Attosecond control of an atomic electron cloud

January 07, 2020

Working as a collaborative research team, Tatsuo Kaneyasu (SAGA Light Source/Institute for Molecular Science), Yasumasa Hikosaka (University of Toyama), Masahiro Katoh (Hiroshima University/Institute for Molecular Science) and co-workers have invented a way to manipulate the shape of an electron cloud in an atom using the coherent control technique with synchrotron radiation. The work, which has been published in Physical Review Letters, paves the way towards the ultrafast control of electronic systems using synchrotron radiation.

Controlling and probing the electronic motion in atoms and molecules on their natural time scale of attoseconds is one of the frontiers in atomic physics and attosecond physics. Thanks to advances in laser technology, a number of attosecond experiments have been performed with ultrashort laser pulses. In contrast, this research team have presented a new route to the attosecond coherent control of electronic systems using synchrotron radiation. The potential use of undulator radiation as longitudinally coherent wave packets was demonstrated by achieving population control in the photoexcitation of helium atoms [Y. Hikosaka et al., Nature Commun. 10, 4988 (2019)]. The next challenge was the application of the polarization properties of the synchrotron radiation to coherent control.

The team's latest paper, recently published in Physical Review Letters, reports a successful observation of the control of the electron cloud in a helium atom. Pairs of left- and right-circularly polarized radiation wave packets were generated using two helical undulators. The duration of each wave packet pair was a few femtoseconds, and the extreme ultraviolet radiation was used to irradiate helium atoms.

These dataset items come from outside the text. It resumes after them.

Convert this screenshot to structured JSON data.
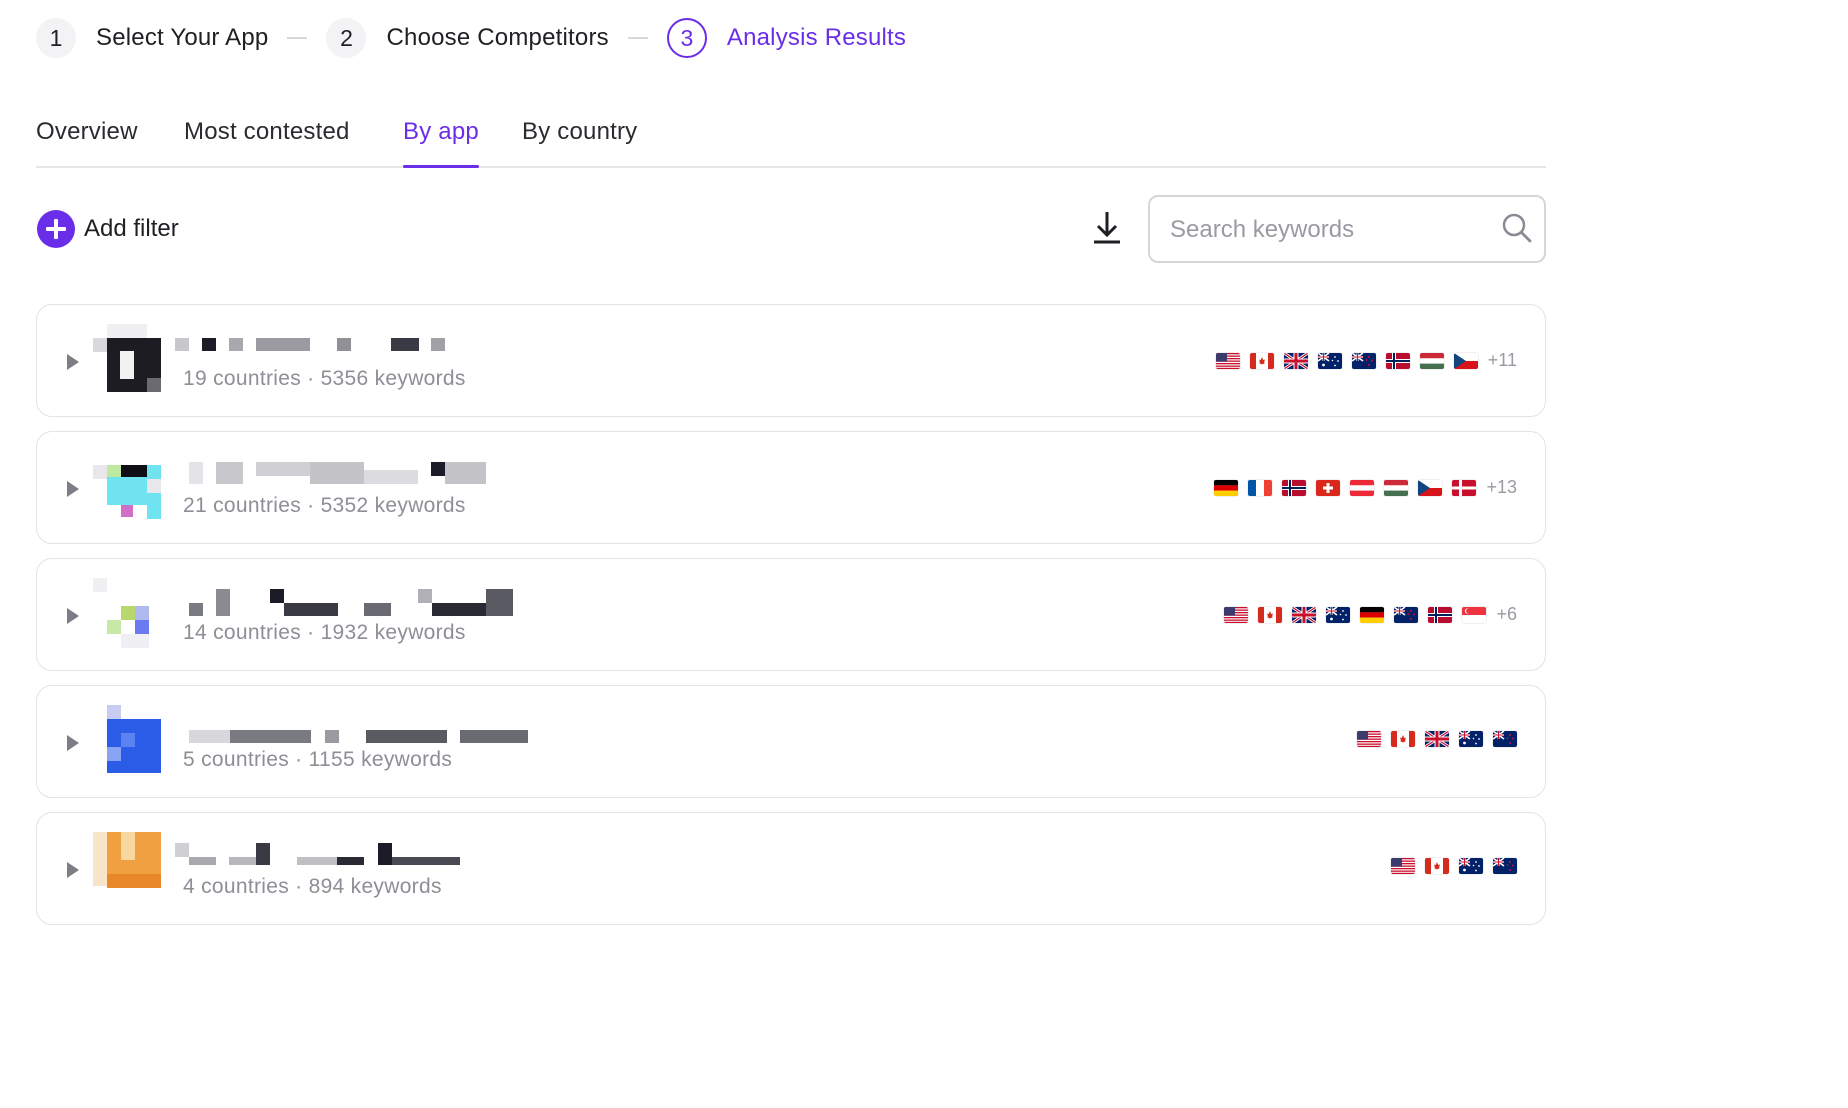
{
  "stepper": {
    "steps": [
      {
        "number": "1",
        "label": "Select Your App"
      },
      {
        "number": "2",
        "label": "Choose Competitors"
      },
      {
        "number": "3",
        "label": "Analysis Results"
      }
    ]
  },
  "tabs": [
    {
      "label": "Overview"
    },
    {
      "label": "Most contested"
    },
    {
      "label": "By app"
    },
    {
      "label": "By country"
    }
  ],
  "active_tab": "By app",
  "toolbar": {
    "add_filter_label": "Add filter",
    "download_icon": "download-icon",
    "search_placeholder": "Search keywords",
    "search_icon": "search-icon",
    "accent_color": "#6a2ee8"
  },
  "apps": [
    {
      "meta": "19 countries · 5356 keywords",
      "flags": [
        "us",
        "ca",
        "gb",
        "au",
        "nz",
        "no",
        "hu",
        "cz"
      ],
      "more": "+11"
    },
    {
      "meta": "21 countries · 5352 keywords",
      "flags": [
        "de",
        "fr",
        "no",
        "ch",
        "at",
        "hu",
        "cz",
        "dk"
      ],
      "more": "+13"
    },
    {
      "meta": "14 countries · 1932 keywords",
      "flags": [
        "us",
        "ca",
        "gb",
        "au",
        "de",
        "nz",
        "no",
        "sg"
      ],
      "more": "+6"
    },
    {
      "meta": "5 countries · 1155 keywords",
      "flags": [
        "us",
        "ca",
        "gb",
        "au",
        "nz"
      ],
      "more": ""
    },
    {
      "meta": "4 countries · 894 keywords",
      "flags": [
        "us",
        "ca",
        "au",
        "nz"
      ],
      "more": ""
    }
  ]
}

With this technique they succeeded in controlling the shape and orientation of the electron cloud, formed as a coherent superposition state, by tuning the time delay between the two wave packets on the attosecond level.

In contrast to standard laser technology, there is no technical restriction on the extension of this method to shorter and shorter wavelengths. This new capability of synchrotron radiation not only helps scientists to study ultrafast phenomena in atomic and molecular processes, but may also open up new applications in the development of functional materials and electronic devices in the future.